Of course, he’s right. Look at these films that come to mind:

Taxi Driver
Citizen Kane
Raging Bull
Training Day
The Lost Weekend
Leaving Las Vegas
Pollock
28 Days 
Moby Dick
Death of a Salesman
Aviator  (Howard Hughes)

When you look at that list it’s hard to miss that self-destruction is rooted in some sort of obsession. An obsession with drugs, alcohol, greed, sex, power, control and/or money. If all the self-destruction movies were rolled into one we’d just call it Sin City.

It’s no surprise either that many of those movies are based on real life characters because stories of self-destruction are never far from the headlines. Just a few months ago in Florida a well respected real estate developer committed suicide. He owned three homes, had many successful projects completed over the years, and he and his wife had recently donated $2.5 million to a local college’s medical school. 

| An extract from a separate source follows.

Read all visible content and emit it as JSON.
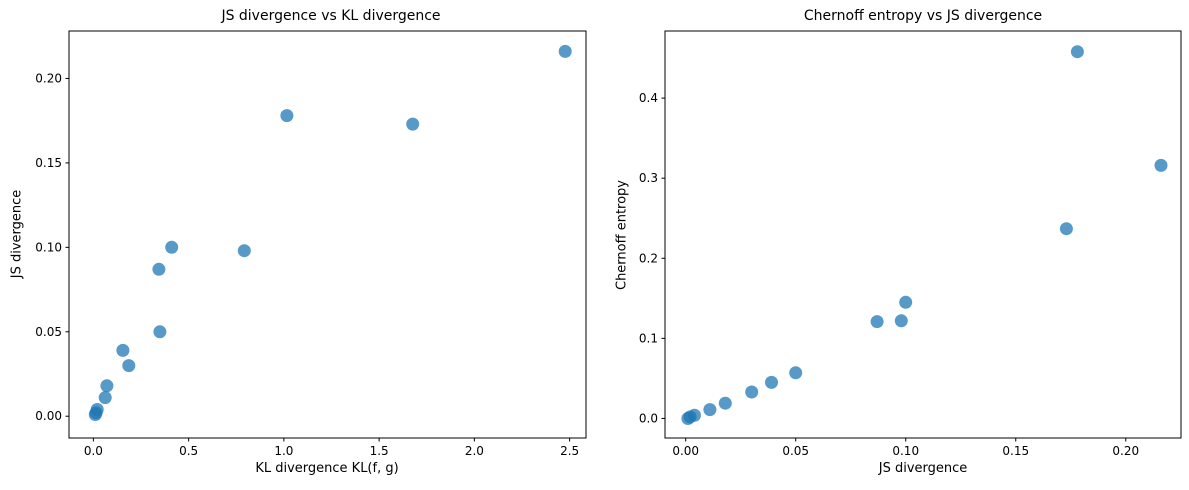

But many of his current hundreds of million dollar projects where stalled with the downturn in the real estate market and it is now alleged that he stole at least $21.4 million from investors. And from the world of New York City high finance,  just a couple days before Christmas a 65-year-old money manager who had lost $1.4 billion of an investment fund in a scam committed suicide in his Manhattan office by cutting his wrists with box cutters.

The good news is self-destruction doesn’t always mean ruin and suicide. It can be a low point on the road to redemption as is the case of Johnny Cash in Walk the Line where he overcomes a heroin addiction.  

And sometimes redemption comes outside the theater like some kind of cathartic Greek play.  When the real life Jake LaMotta asked his ex-wife if he was really as paranoid and abusive as he was portrayed in Raging Bull she replied, “You were worse.”  After the film came out it helped turn LaMotta’s life around;  “I was real low before the film, I was barely surviving. The book came out, I started to get interviews. The stand-up took off and the movie hit. Then the Oscar, that was it. I was famous again.”